The ending was the stupidest part. So, the writer is in the house with these disgusting people and basically realizes he's in a horror story himself, so he tries to escape, but left his keys in the house, so he runs off into the woods. The last line is, like, well if anyone can find his way out of the woods, it would be him, after all!
No. This whole thing is gross and dumb. Fuck off. (The story, not you. You know what I mean.)
Last edited by Raksha on Thu Mar 06, 2014 8:24 am; edited 1 time in total
Raksha- Posts : 963
Join date : 2011-10-22
Age : 42
Location : 137
Re: Current Reads
I read about a third of Divergent before I gave up. Even Twilight is better. Bella Swan is a more interesting, better-developed character than Tris and Stephanie Meyer was a stronger prose stylist.
Also, the world building is beyond stupid, especially when you realize the author actually lives in Chicago.
If you have other books to read, they are probably better uses of your time. There are plenty of plot summaries/spoilers online if you need to talk about it at work.
The underlying concept is interesting enough, but the execution is terrible.
Also, the world building is beyond stupid, especially when you realize the author actually lives in Chicago.
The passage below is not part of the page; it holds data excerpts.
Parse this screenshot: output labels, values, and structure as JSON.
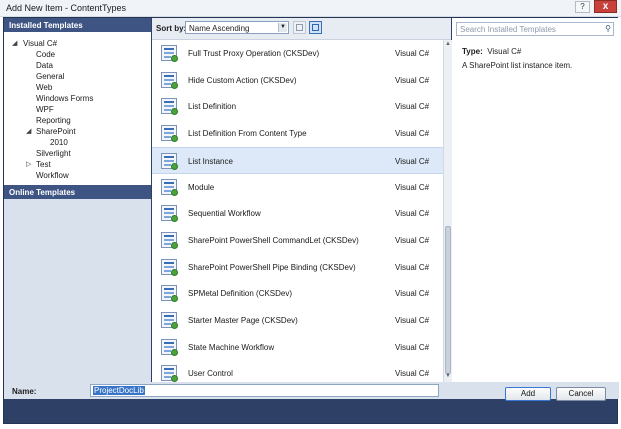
{
  "window": {
    "title": "Add New Item - ContentTypes",
    "help_label": "?",
    "close_label": "x"
  },
  "left": {
    "header": "Installed Templates",
    "tree": [
      {
        "label": "Visual C#",
        "level": 0,
        "arrow": "expanded"
      },
      {
        "label": "Code",
        "level": 1
      },
      {
        "label": "Data",
        "level": 1
      },
      {
        "label": "General",
        "level": 1
      },
      {
        "label": "Web",
        "level": 1
      },
      {
        "label": "Windows Forms",
        "level": 1
      },
      {
        "label": "WPF",
        "level": 1
      },
      {
        "label": "Reporting",
        "level": 1
      },
      {
        "label": "SharePoint",
        "level": 1,
        "arrow": "expanded"
      },
      {
        "label": "2010",
        "level": 2
      },
      {
        "label": "Silverlight",
        "level": 1
      },
      {
        "label": "Test",
        "level": 1,
        "arrow": "collapsed"
      },
      {
        "label": "Workflow",
        "level": 1
      }
    ],
    "online": "Online Templates"
  },
  "toolbar": {
    "sort_label": "Sort by:",
    "sort_value": "Name Ascending"
  },
  "templates": [
    {
      "name": "Full Trust Proxy Operation (CKSDev)",
      "lang": "Visual C#",
      "icon": "csharp-file-icon"
    },
    {
      "name": "Hide Custom Action (CKSDev)",
      "lang": "Visual C#",
      "icon": "custom-action-icon"
    },
    {
      "name": "List Definition",
      "lang": "Visual C#",
      "icon": "list-definition-icon"
    },
    {
      "name": "List Definition From Content Type",
      "lang": "Visual C#",
      "icon": "list-definition-icon"
    },
    {
      "name": "List Instance",
      "lang": "Visual C#",
      "icon": "list-instance-icon",
      "selected": true
    },
    {
      "name": "Module",
      "lang": "Visual C#",
      "icon": "module-icon"
    },
    {
      "name": "Sequential Workflow",
      "lang": "Visual C#",
      "icon": "workflow-icon"
    },
    {
      "name": "SharePoint PowerShell CommandLet (CKSDev)",
      "lang": "Visual C#",
      "icon": "csharp-file-icon"
    },
    {
      "name": "SharePoint PowerShell Pipe Binding (CKSDev)",
      "lang": "Visual C#",
      "icon": "csharp-file-icon"
    },
    {
      "name": "SPMetal Definition (CKSDev)",
      "lang": "Visual C#",
      "icon": "spmetal-icon"
    },
    {
      "name": "Starter Master Page (CKSDev)",
      "lang": "Visual C#",
      "icon": "master-page-icon"
    },
    {
      "name": "State Machine Workflow",
      "lang": "Visual C#",
      "icon": "workflow-icon"
    },
    {
      "name": "User Control",
      "lang": "Visual C#",
      "icon": "user-control-icon"
    }
  ],
  "right": {
    "search_placeholder": "Search Installed Templates",
    "type_label": "Type:",
    "type_value": "Visual C#",
    "description": "A SharePoint list instance item."
  },
  "name_field": {
    "label": "Name:",
    "value": "ProjectDocLib"
  },
  "buttons": {
    "add": "Add",
    "cancel": "Cancel"
  }
}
If you have other books to read, they are probably better uses of your time. There are plenty of plot summaries/spoilers online if you need to talk about it at work.
The underlying concept is interesting enough, but the execution is terrible.
Poubelle- Posts : 691
Join date : 2011-10-22
Re: Current Reads
I thought the Divergent summary from the Read it and Weep podcast was pretty great:
Disclaimer: I haven't actually read Divergent, and after listening to the podcast I don't think I'd want to. They do give a pretty good rundown on the plot, so if you want to skip the book but fake like you've read it you might give it a listen. And "You're/They're/It's/I'm basically Hufflepuff," struck my husband and me as hilarious and now we say it all the time.
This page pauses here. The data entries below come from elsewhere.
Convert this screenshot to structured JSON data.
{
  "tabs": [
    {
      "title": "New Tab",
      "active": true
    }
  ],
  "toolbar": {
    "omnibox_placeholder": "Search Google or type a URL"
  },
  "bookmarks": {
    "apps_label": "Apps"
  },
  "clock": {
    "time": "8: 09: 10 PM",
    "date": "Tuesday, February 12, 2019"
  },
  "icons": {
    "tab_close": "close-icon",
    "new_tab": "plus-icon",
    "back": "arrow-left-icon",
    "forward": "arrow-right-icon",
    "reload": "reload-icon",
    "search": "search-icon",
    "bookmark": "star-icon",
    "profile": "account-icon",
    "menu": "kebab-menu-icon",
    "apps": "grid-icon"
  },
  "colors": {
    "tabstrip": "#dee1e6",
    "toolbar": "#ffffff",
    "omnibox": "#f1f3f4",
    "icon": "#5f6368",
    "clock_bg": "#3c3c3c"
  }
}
If you liked Hunger Games but thought it needed more rules, you're going to love Divergent!
The debut novel from Veronica Roth, Divergent imagines a future after a great war. The only way to restore peace is to divide humanity up into 5 Death Frats named after SAT words. People join them by having only one personality trait: brave people join Dauntless where they jump off trains and punch each other. Smart people join Erudite where they wear glasses. Amish people join Abnegation where they don't eat hamburgers. And the other two are basically Hufflepuff.
Disclaimer: I haven't actually read Divergent, and after listening to the podcast I don't think I'd want to. They do give a pretty good rundown on the plot, so if you want to skip the book but fake like you've read it you might give it a listen. And "You're/They're/It's/I'm basically Hufflepuff," struck my husband and me as hilarious and now we say it all the time.